All of this is to say that “A Darkness Surrounds Him” is one of the more promising TV debuts of the year because it wastes no time establishing its world, characters, and themes. As Alex McCown mentions in his pre-air review, the show boasts “structural consistency” from one episode to the next, rather than “the “movie-in-13-acts” structure that’s typical of too many shows, especially one’s native to streaming platforms. There’s a larger narrative teased in the premiere, with mention of some sort of supernatural “merger” and the connective thread that is Kyle Barnes and his inability to escape these monsters, but “A Darkness Surrounds Him” succeeds by simply embodying everything a series premiere should be. It takes a bit of time to set up the world and the tone, and then dives straight into the story, familiarizing us with the characters, Rome, and the way everything intersects. “A Darkness Surrounds Him” is tense, beautifully shot, and expertly paced, resulting in a very promising start to the latest genre fare from Cinemax.

Stray observations

  • Welcome to weekly reviews of Outcast! It’s good to know all of us can cower in a corner together if need be. Also, be kind to your fellow commenters when discussing any plot points from the comic series that you think could be considered spoilers.

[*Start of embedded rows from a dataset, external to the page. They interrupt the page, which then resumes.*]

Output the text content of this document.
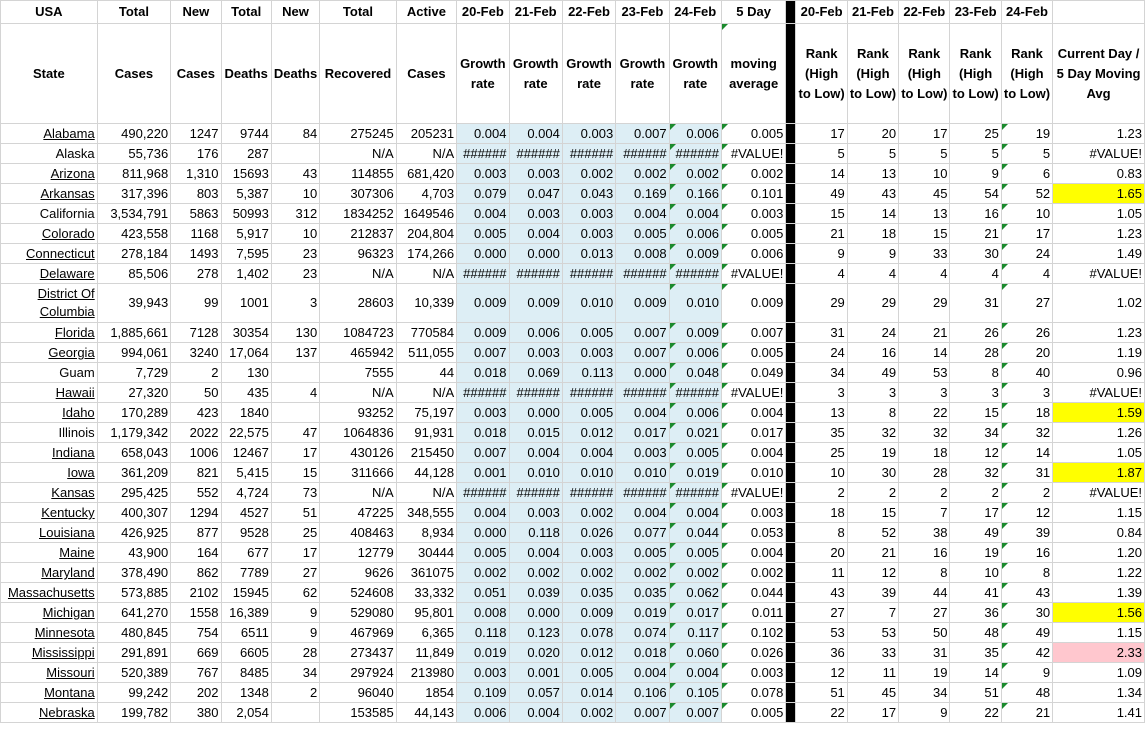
USA	Total	New	Total	New	Total	Active	20-Feb	21-Feb	22-Feb	23-Feb	24-Feb	5 Day		20-Feb	21-Feb	22-Feb	23-Feb	24-Feb	
State	Cases	Cases	Deaths	Deaths	Recovered	Cases	Growth rate	Growth rate	Growth rate	Growth rate	Growth rate	moving average		Rank (High to Low)	Rank (High to Low)	Rank (High to Low)	Rank (High to Low)	Rank (High to Low)	Current Day / 5 Day Moving Avg
Alabama	490,220	1247	9744	84	275245	205231	0.004	0.004	0.003	0.007	0.006	0.005		17	20	17	25	19	1.23
Alaska	55,736	176	287		N/A	N/A	######	######	######	######	######	#VALUE!		5	5	5	5	5	#VALUE!
Arizona	811,968	1,310	15693	43	114855	681,420	0.003	0.003	0.002	0.002	0.002	0.002		14	13	10	9	6	0.83
Arkansas	317,396	803	5,387	10	307306	4,703	0.079	0.047	0.043	0.169	0.166	0.101		49	43	45	54	52	1.65
California	3,534,791	5863	50993	312	1834252	1649546	0.004	0.003	0.003	0.004	0.004	0.003		15	14	13	16	10	1.05
Colorado	423,558	1168	5,917	10	212837	204,804	0.005	0.004	0.003	0.005	0.006	0.005		21	18	15	21	17	1.23
Connecticut	278,184	1493	7,595	23	96323	174,266	0.000	0.000	0.013	0.008	0.009	0.006		9	9	33	30	24	1.49
Delaware	85,506	278	1,402	23	N/A	N/A	######	######	######	######	######	#VALUE!		4	4	4	4	4	#VALUE!
District Of Columbia	39,943	99	1001	3	28603	10,339	0.009	0.009	0.010	0.009	0.010	0.009		29	29	29	31	27	1.02
Florida	1,885,661	7128	30354	130	1084723	770584	0.009	0.006	0.005	0.007	0.009	0.007		31	24	21	26	26	1.23
Georgia	994,061	3240	17,064	137	465942	511,055	0.007	0.003	0.003	0.007	0.006	0.005		24	16	14	28	20	1.19
Guam	7,729	2	130		7555	44	0.018	0.069	0.113	0.000	0.048	0.049		34	49	53	8	40	0.96
Hawaii	27,320	50	435	4	N/A	N/A	######	######	######	######	######	#VALUE!		3	3	3	3	3	#VALUE!
Idaho	170,289	423	1840		93252	75,197	0.003	0.000	0.005	0.004	0.006	0.004		13	8	22	15	18	1.59
Illinois	1,179,342	2022	22,575	47	1064836	91,931	0.018	0.015	0.012	0.017	0.021	0.017		35	32	32	34	32	1.26
Indiana	658,043	1006	12467	17	430126	215450	0.007	0.004	0.004	0.003	0.005	0.004		25	19	18	12	14	1.05
Iowa	361,209	821	5,415	15	311666	44,128	0.001	0.010	0.010	0.010	0.019	0.010		10	30	28	32	31	1.87
Kansas	295,425	552	4,724	73	N/A	N/A	######	######	######	######	######	#VALUE!		2	2	2	2	2	#VALUE!
Kentucky	400,307	1294	4527	51	47225	348,555	0.004	0.003	0.002	0.004	0.004	0.003		18	15	7	17	12	1.15
Louisiana	426,925	877	9528	25	408463	8,934	0.000	0.118	0.026	0.077	0.044	0.053		8	52	38	49	39	0.84
Maine	43,900	164	677	17	12779	30444	0.005	0.004	0.003	0.005	0.005	0.004		20	21	16	19	16	1.20
Maryland	378,490	862	7789	27	9626	361075	0.002	0.002	0.002	0.002	0.002	0.002		11	12	8	10	8	1.22
Massachusetts	573,885	2102	15945	62	524608	33,332	0.051	0.039	0.035	0.035	0.062	0.044		43	39	44	41	43	1.39
Michigan	641,270	1558	16,389	9	529080	95,801	0.008	0.000	0.009	0.019	0.017	0.011		27	7	27	36	30	1.56
Minnesota	480,845	754	6511	9	467969	6,365	0.118	0.123	0.078	0.074	0.117	0.102		53	53	50	48	49	1.15
Mississippi	291,891	669	6605	28	273437	11,849	0.019	0.020	0.012	0.018	0.060	0.026		36	33	31	35	42	2.33
Missouri	520,389	767	8485	34	297924	213980	0.003	0.001	0.005	0.004	0.004	0.003		12	11	19	14	9	1.09
Montana	99,242	202	1348	2	96040	1854	0.109	0.057	0.014	0.106	0.105	0.078		51	45	34	51	48	1.34
Nebraska	199,782	380	2,054		153585	44,143	0.006	0.004	0.002	0.007	0.007	0.005		22	17	9	22	21	1.41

  • Adam Wingard, who’s brought an inspired vision to films like The Guest and You’re Next, is the director here, and boy does he hit it out of the park with that first scene.
  • Patrick Fugit’s performance looks good early on, embodying the broken, vulnerable, but also hardened nature of Kyle Barnes.
  • One of the more intriguing threads hinted at is the connection between the Reverend and the Chief of police. Something tells me there’s a lot going on behind closed doors in Rome.
  • I have a lot of faith in a show like this being on Cinemax, where genre fare like Banshee is given a long leash to execute its creative vision.